Chelsey Russell and her family were enjoying a relaxing summer week cruising Lake Powell – the reservoir straddling the Utah/Arizona border – on a houseboat. On board for the week with the recently-divorced 35-year-old mom were her mother, her brother, and her two young sons ages five and two.
Cruising the miles of smooth water on Tuesday morning, the houseboat was moving at about 8 miles per hour past the red rock formations that surround the reservoir. Suddenly, the two-year-old fell into the water.
Moving fast, Russell dove in and swam toward her child, reaching him before he slipped below the surface. Chelsey propped him onto her chest and held his head above water. Neither was wearing a life jacket.
The houseboat puttered a “significant distance” beyond the pair before those on board could kill the engine, according to the San Juan County Sheriff’s Office who investigated the accident.
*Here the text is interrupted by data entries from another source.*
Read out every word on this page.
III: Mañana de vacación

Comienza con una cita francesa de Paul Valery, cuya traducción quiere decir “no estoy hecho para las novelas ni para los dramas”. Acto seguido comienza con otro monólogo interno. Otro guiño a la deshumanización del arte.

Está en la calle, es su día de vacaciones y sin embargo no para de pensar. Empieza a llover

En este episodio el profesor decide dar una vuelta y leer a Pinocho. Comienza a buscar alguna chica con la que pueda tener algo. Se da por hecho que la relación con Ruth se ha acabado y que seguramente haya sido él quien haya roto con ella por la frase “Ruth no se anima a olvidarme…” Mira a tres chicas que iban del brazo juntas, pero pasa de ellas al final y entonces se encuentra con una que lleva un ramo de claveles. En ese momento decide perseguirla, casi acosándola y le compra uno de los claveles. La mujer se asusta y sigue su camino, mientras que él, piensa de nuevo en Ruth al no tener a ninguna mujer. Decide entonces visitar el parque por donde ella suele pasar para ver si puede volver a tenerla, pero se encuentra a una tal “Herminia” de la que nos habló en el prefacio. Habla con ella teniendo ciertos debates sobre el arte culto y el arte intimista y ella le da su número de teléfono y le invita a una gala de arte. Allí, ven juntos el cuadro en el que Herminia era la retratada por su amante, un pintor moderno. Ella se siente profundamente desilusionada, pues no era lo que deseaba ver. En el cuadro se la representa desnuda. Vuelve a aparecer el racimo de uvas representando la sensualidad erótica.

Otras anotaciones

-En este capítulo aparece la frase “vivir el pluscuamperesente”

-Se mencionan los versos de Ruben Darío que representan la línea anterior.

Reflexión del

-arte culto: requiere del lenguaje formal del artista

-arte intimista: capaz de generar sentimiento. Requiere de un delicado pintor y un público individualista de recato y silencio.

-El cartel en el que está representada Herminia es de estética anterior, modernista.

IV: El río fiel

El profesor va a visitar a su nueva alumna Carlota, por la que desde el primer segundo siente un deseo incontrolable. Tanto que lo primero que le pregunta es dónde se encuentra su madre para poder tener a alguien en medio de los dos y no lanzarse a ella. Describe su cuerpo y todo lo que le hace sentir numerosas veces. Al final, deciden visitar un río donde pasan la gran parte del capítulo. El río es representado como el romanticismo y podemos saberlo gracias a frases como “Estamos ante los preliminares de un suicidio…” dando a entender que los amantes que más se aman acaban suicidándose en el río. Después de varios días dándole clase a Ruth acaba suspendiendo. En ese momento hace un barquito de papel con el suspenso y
Chelsey’s brother Cayman Hood jumped in to help, but realized the pair was too far away. Hood swam back to the houseboat to retrieve the small motorboat they were towing. The knots tethering that boat were tied tight, and Hood lost valuable time trying to free it before cutting them with a knife.
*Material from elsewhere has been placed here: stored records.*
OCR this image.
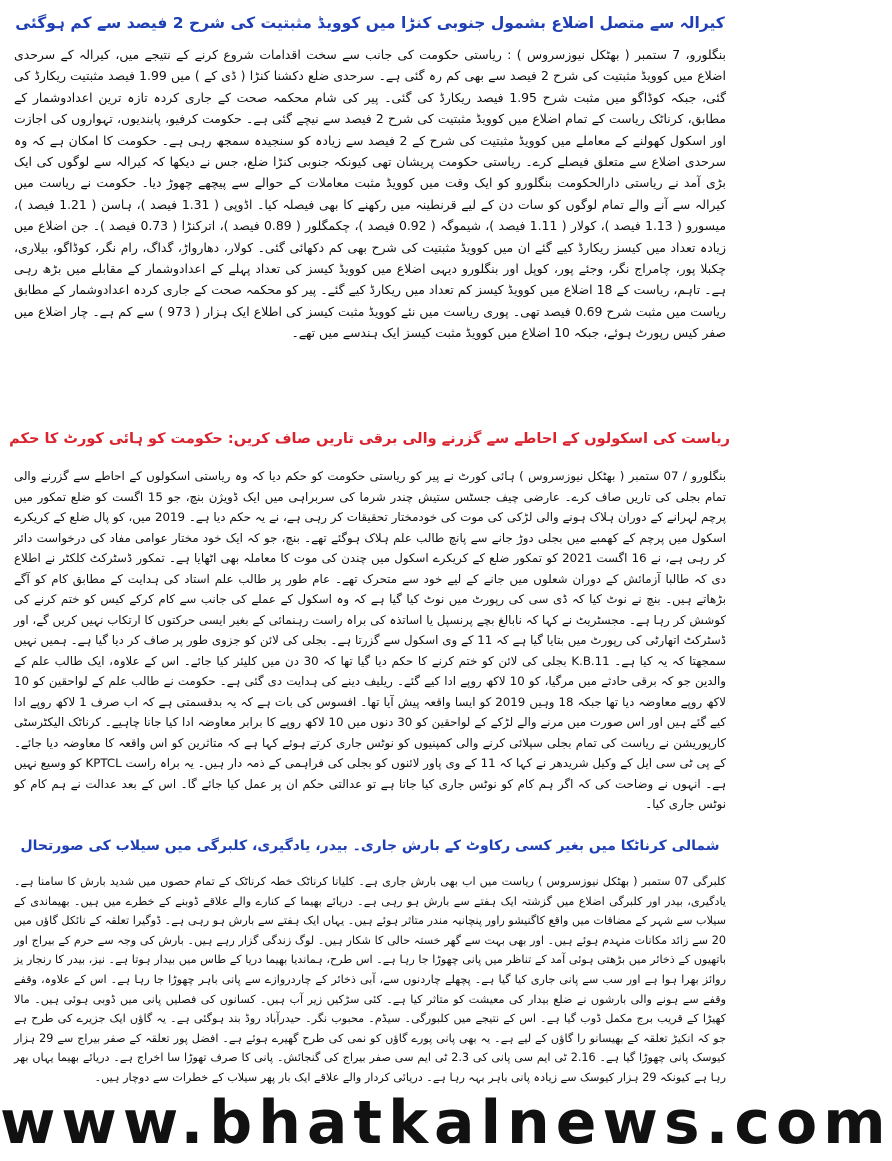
کیرالہ سے متصل اضلاع بشمول جنوبی کنڑا میں کوویڈ مثبتیت کی شرح 2 فیصد سے کم ہوگئی

بنگلورو، 7 ستمبر ( بھٹکل نیوزسروس ) : ریاستی حکومت کی جانب سے سخت اقدامات شروع کرنے کے نتیجے میں، کیرالہ کے سرحدی اضلاع میں کوویڈ مثبتیت کی شرح 2 فیصد سے بھی کم رہ گئی ہے۔ سرحدی ضلع دکشنا کنڑا ( ڈی کے ) میں 1.99 فیصد مثبتیت ریکارڈ کی گئی، جبکہ کوڈاگو میں مثبت شرح 1.95 فیصد ریکارڈ کی گئی۔ پیر کی شام محکمہ صحت کے جاری کردہ تازہ ترین اعدادوشمار کے مطابق، کرناٹک ریاست کے تمام اضلاع میں کوویڈ مثبتیت کی شرح 2 فیصد سے نیچے گئی ہے۔ حکومت کرفیو، پابندیوں، تہواروں کی اجازت اور اسکول کھولنے کے معاملے میں کوویڈ مثبتیت کی شرح کے 2 فیصد سے زیادہ کو سنجیدہ سمجھ رہی ہے۔ حکومت کا امکان ہے کہ وہ سرحدی اضلاع سے متعلق فیصلے کرے۔ ریاستی حکومت پریشان تھی کیونکہ جنوبی کنڑا ضلع، جس نے دیکھا کہ کیرالہ سے لوگوں کی ایک بڑی آمد نے ریاستی دارالحکومت بنگلورو کو ایک وقت میں کوویڈ مثبت معاملات کے حوالے سے پیچھے چھوڑ دیا۔ حکومت نے ریاست میں کیرالہ سے آنے والے تمام لوگوں کو سات دن کے لیے قرنطینہ میں رکھنے کا بھی فیصلہ کیا۔ اڈوپی ( 1.31 فیصد )، ہاسن ( 1.21 فیصد )، میسورو ( 1.13 فیصد )، کولار ( 1.11 فیصد )، شیموگہ ( 0.92 فیصد )، چکمگلور ( 0.89 فیصد )، اترکنڑا ( 0.73 فیصد )۔ جن اضلاع میں زیادہ تعداد میں کیسز ریکارڈ کیے گئے ان میں کوویڈ مثبتیت کی شرح بھی کم دکھائی گئی۔ کولار، دھارواڑ، گداگ، رام نگر، کوڈاگو، بیلاری، چکبلا پور، چامراج نگر، وجئے پور، کوپل اور بنگلورو دیہی اضلاع میں کوویڈ کیسز کی تعداد پہلے کے اعدادوشمار کے مقابلے میں بڑھ رہی ہے۔ تاہم، ریاست کے 18 اضلاع میں کوویڈ کیسز کم تعداد میں ریکارڈ کیے گئے۔ پیر کو محکمہ صحت کے جاری کردہ اعدادوشمار کے مطابق ریاست میں مثبت شرح 0.69 فیصد تھی۔ پوری ریاست میں نئے کوویڈ مثبت کیسز کی اطلاع ایک ہزار ( 973 ) سے کم ہے۔ چار اضلاع میں صفر کیس رپورٹ ہوئے، جبکہ 10 اضلاع میں کوویڈ مثبت کیسز ایک ہندسے میں تھے۔

ریاست کی اسکولوں کے احاطے سے گزرنے والی برقی تاریں صاف کریں: حکومت کو ہائی کورٹ کا حکم

بنگلورو / 07 ستمبر ( بھٹکل نیوزسروس ) ہائی کورٹ نے پیر کو ریاستی حکومت کو حکم دیا کہ وہ ریاستی اسکولوں کے احاطے سے گزرنے والی تمام بجلی کی تاریں صاف کرے۔ عارضی چیف جسٹس ستیش چندر شرما کی سربراہی میں ایک ڈویژن بنچ، جو 15 اگست کو ضلع تمکور میں پرچم لہرانے کے دوران ہلاک ہونے والی لڑکی کی موت کی خودمختار تحقیقات کر رہی ہے، نے یہ حکم دیا ہے۔ 2019 میں، کو پال ضلع کے کریکرے اسکول میں پرچم کے کھمبے میں بجلی دوڑ جانے سے پانچ طالب علم ہلاک ہوگئے تھے۔ بنچ، جو کہ ایک خود مختار عوامی مفاد کی درخواست دائر کر رہی ہے، نے 16 اگست 2021 کو تمکور ضلع کے کریکرے اسکول میں چندن کی موت کا معاملہ بھی اٹھایا ہے۔ تمکور ڈسٹرکٹ کلکٹر نے اطلاع دی کہ طالبا آزمائش کے دوران شعلوں میں جانے کے لیے خود سے متحرک تھے۔ عام طور پر طالب علم استاد کی ہدایت کے مطابق کام کو آگے بڑھاتے ہیں۔ بنچ نے نوٹ کیا کہ ڈی سی کی رپورٹ میں نوٹ کیا گیا ہے کہ وہ اسکول کے عملے کی جانب سے کام کرکے کیس کو ختم کرنے کی کوشش کر رہا ہے۔ مجسٹریٹ نے کہا کہ نابالغ بچے پرنسپل یا اساتذہ کی براہ راست رہنمائی کے بغیر ایسی حرکتوں کا ارتکاب نہیں کریں گے، اور ڈسٹرکٹ اتھارٹی کی رپورٹ میں بتایا گیا ہے کہ 11 کے وی اسکول سے گزرتا ہے۔ بجلی کی لائن کو جزوی طور پر صاف کر دیا گیا ہے۔ ہمیں نہیں سمجھتا کہ یہ کیا ہے۔ K.B.11 بجلی کی لائن کو ختم کرنے کا حکم دیا گیا تھا کہ 30 دن میں کلیئر کیا جائے۔ اس کے علاوہ، ایک طالب علم کے والدین جو کہ برقی حادثے میں مرگیا، کو 10 لاکھ روپے ادا کیے گئے۔ ریلیف دینے کی ہدایت دی گئی ہے۔ حکومت نے طالب علم کے لواحقین کو 10 لاکھ روپے معاوضہ دیا تھا جبکہ 18 وہیں 2019 کو ایسا واقعہ پیش آیا تھا۔ افسوس کی بات ہے کہ یہ بدقسمتی ہے کہ اب صرف 1 لاکھ روپے ادا کیے گئے ہیں اور اس صورت میں مرنے والے لڑکے کے لواحقین کو 30 دنوں میں 10 لاکھ روپے کا برابر معاوضہ ادا کیا جانا چاہیے۔ کرناٹک الیکٹرسٹی کارپوریشن نے ریاست کی تمام بجلی سپلائی کرنے والی کمپنیوں کو نوٹس جاری کرتے ہوئے کہا ہے کہ متاثرین کو اس واقعہ کا معاوضہ دیا جائے۔ کے پی ٹی سی ایل کے وکیل شریدھر نے کہا کہ 11 کے وی پاور لائنوں کو بجلی کی فراہمی کے ذمہ دار ہیں۔ یہ براہ راست KPTCL کو وسیع نہیں ہے۔ انہوں نے وضاحت کی کہ اگر ہم کام کو نوٹس جاری کیا جاتا ہے تو عدالتی حکم ان پر عمل کیا جائے گا۔ اس کے بعد عدالت نے ہم کام کو نوٹس جاری کیا۔

شمالی کرناٹکا میں بغیر کسی رکاوٹ کے بارش جاری۔ بیدر، یادگیری، کلبرگی میں سیلاب کی صورتحال

کلبرگی 07 ستمبر ( بھٹکل نیوزسروس ) ریاست میں اب بھی بارش جاری ہے۔ کلیانا کرناٹک خطہ کرناٹک کے تمام حصوں میں شدید بارش کا سامنا ہے۔ یادگیری، بیدر اور کلبرگی اضلاع میں گزشتہ ایک ہفتے سے بارش ہو رہی ہے۔ دریائے بھیما کے کنارے والے علاقے ڈوبنے کے خطرے میں ہیں۔ بھیماندی کے سیلاب سے شہر کے مضافات میں واقع کاگنیشو راور پنچانیہ مندر متاثر ہوئے ہیں۔ یہاں ایک ہفتے سے بارش ہو رہی ہے۔ ڈوگیرا تعلقہ کے نائکل گاؤں میں 20 سے زائد مکانات منہدم ہوئے ہیں۔ اور بھی بہت سے گھر خستہ حالی کا شکار ہیں۔ لوگ زندگی گزار رہے ہیں۔ بارش کی وجہ سے حرم کے بیراج اور باتھیوں کے ذخائر میں بڑھتی ہوئی آمد کے تناظر میں پانی چھوڑا جا رہا ہے۔ اس طرح، ہماندیا بھیما دریا کے طاس میں بیدار ہوتا ہے۔ نیز، بیدر کا رنجار یز روائز بھرا ہوا ہے اور سب سے پانی جاری کیا گیا ہے۔ پچھلے چاردنوں سے، آبی ذخائر کے چاردروازے سے پانی باہر چھوڑا جا رہا ہے۔ اس کے علاوہ، وقفے وقفے سے ہونے والی بارشوں نے ضلع بیدار کی معیشت کو متاثر کیا ہے۔ کئی سڑکیں زیر آب ہیں۔ کسانوں کی فصلیں پانی میں ڈوبی ہوئی ہیں۔ مالا کھیڑا کے قریب برج مکمل ڈوب گیا ہے۔ اس کے نتیجے میں کلبورگی۔ سیڈم۔ محبوب نگر۔ حیدرآباد روڈ بند ہوگئی ہے۔ یہ گاؤں ایک جزیرے کی طرح ہے جو کہ انکیڑ تعلقہ کے بھیسانو را گاؤں کے لیے ہے۔ یہ بھی پانی پورے گاؤں کو نمی کی طرح گھیرے ہوئے ہے۔ افضل پور تعلقہ کے صفر بیراج سے 29 ہزار کیوسک پانی چھوڑا گیا ہے۔ 2.16 ٹی ایم سی پانی کی 2.3 ٹی ایم سی صفر بیراج کی گنجائش۔ پانی کا صرف تھوڑا سا اخراج ہے۔ دریائے بھیما یہاں بھر رہا ہے کیونکہ 29 ہزار کیوسک سے زیادہ پانی باہر بہہ رہا ہے۔ دریائی کردار والے علاقے ایک بار پھر سیلاب کے خطرات سے دوچار ہیں۔

www.bhatkalnews.com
It took at least five minutes to reach the pair, and when Hood got there his sister was still holding her son, but was unconscious. Chelsey’s body was limp when her brother lifted her into the motorboat. The toddler was conscious and crying.
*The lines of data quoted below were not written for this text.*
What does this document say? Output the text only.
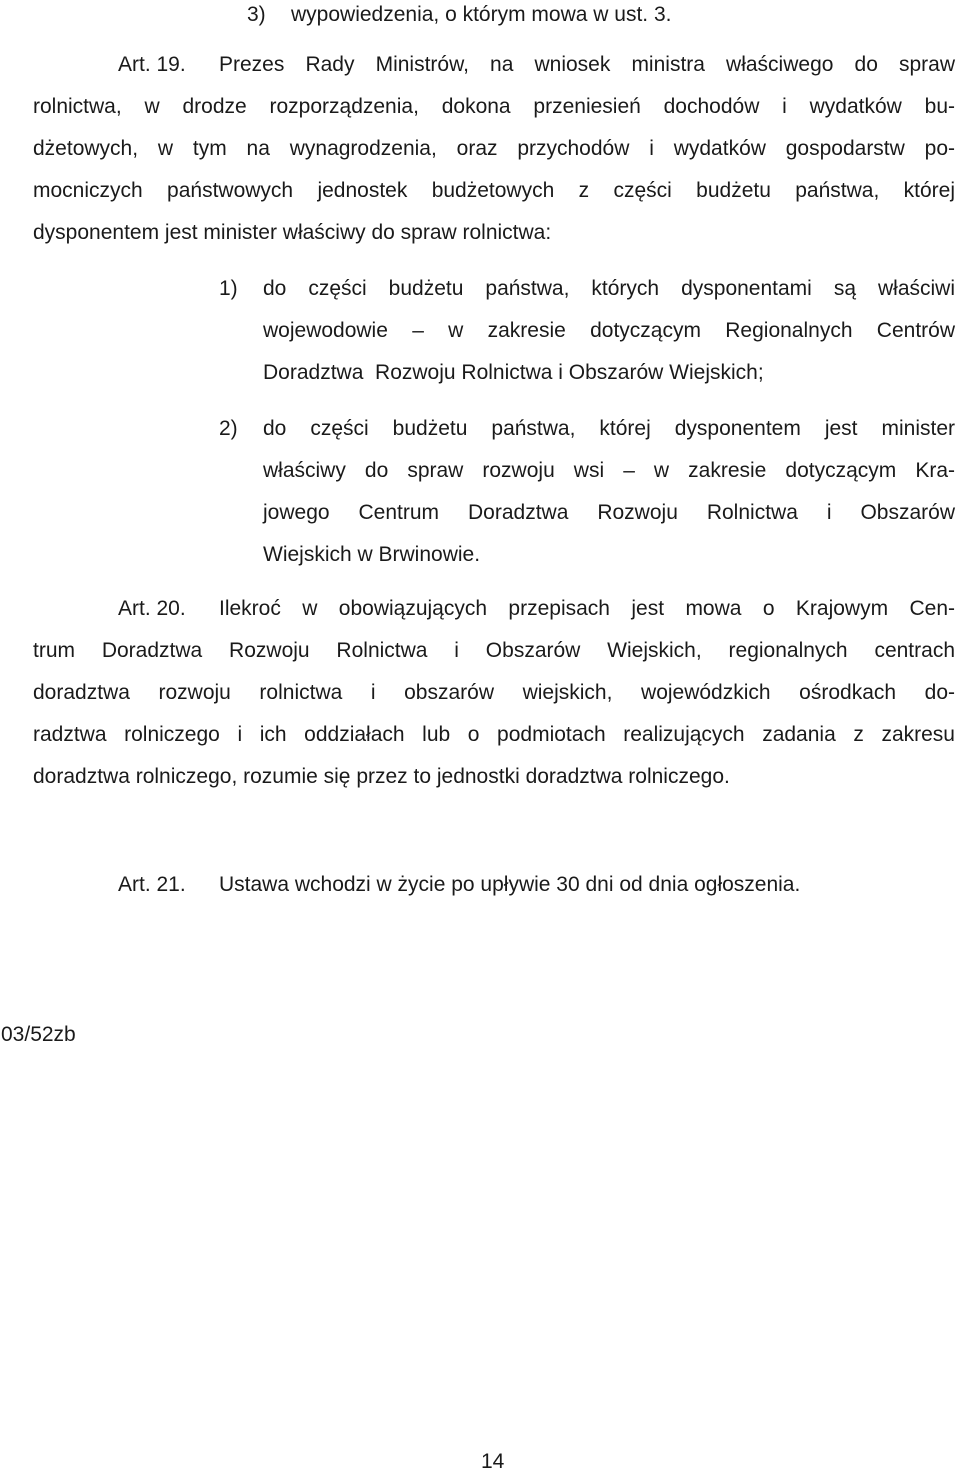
3) wypowiedzenia, o którym mowa w ust. 3.
Art. 19. Prezes Rady Ministrów, na wniosek ministra właściwego do spraw
rolnictwa, w drodze rozporządzenia, dokona przeniesień dochodów i wydatków bu-
dżetowych, w tym na wynagrodzenia, oraz przychodów i wydatków gospodarstw po-
mocniczych państwowych jednostek budżetowych z części budżetu państwa, której
dysponentem jest minister właściwy do spraw rolnictwa:
1) do części budżetu państwa, których dysponentami są właściwi
wojewodowie – w zakresie dotyczącym Regionalnych Centrów
Doradztwa  Rozwoju Rolnictwa i Obszarów Wiejskich;
2) do części budżetu państwa, której dysponentem jest minister
właściwy do spraw rozwoju wsi – w zakresie dotyczącym Kra-
jowego Centrum Doradztwa Rozwoju Rolnictwa i Obszarów
Wiejskich w Brwinowie.
Art. 20. Ilekroć w obowiązujących przepisach jest mowa o Krajowym Cen-
trum Doradztwa Rozwoju Rolnictwa i Obszarów Wiejskich, regionalnych centrach
doradztwa rozwoju rolnictwa i obszarów wiejskich, wojewódzkich ośrodkach do-
radztwa rolniczego i ich oddziałach lub o podmiotach realizujących zadania z zakresu
doradztwa rolniczego, rozumie się przez to jednostki doradztwa rolniczego.
Art. 21. Ustawa wchodzi w życie po upływie 30 dni od dnia ogłoszenia.
03/52zb
14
Life-saving CPR was given immediately and continued for an additional 30 minutes at Hall’s Crossing Marina, but Chelsey Russell never regained consciousness and was pronounced dead.
Local law enforcement seems awestruck at Chelsey’s sacrificial act to save her son, and they can’t explain how she was able to keep the toddler on her chest while unconscious.
Her family knows how tough she was.
An attorney for Denver law firm Welborn Sullivan Meek & Tooley, she was an active volunteer for the American Heart Association of Denver who had run 100 miles through the Rocky Mountains and completed the Boston Marathon twice. She sat for her bar exam just two days after giving birth, and she was comfortable in the water.
She also had a lifelong heart condition. And that was ultimately why she couldn’t save herself.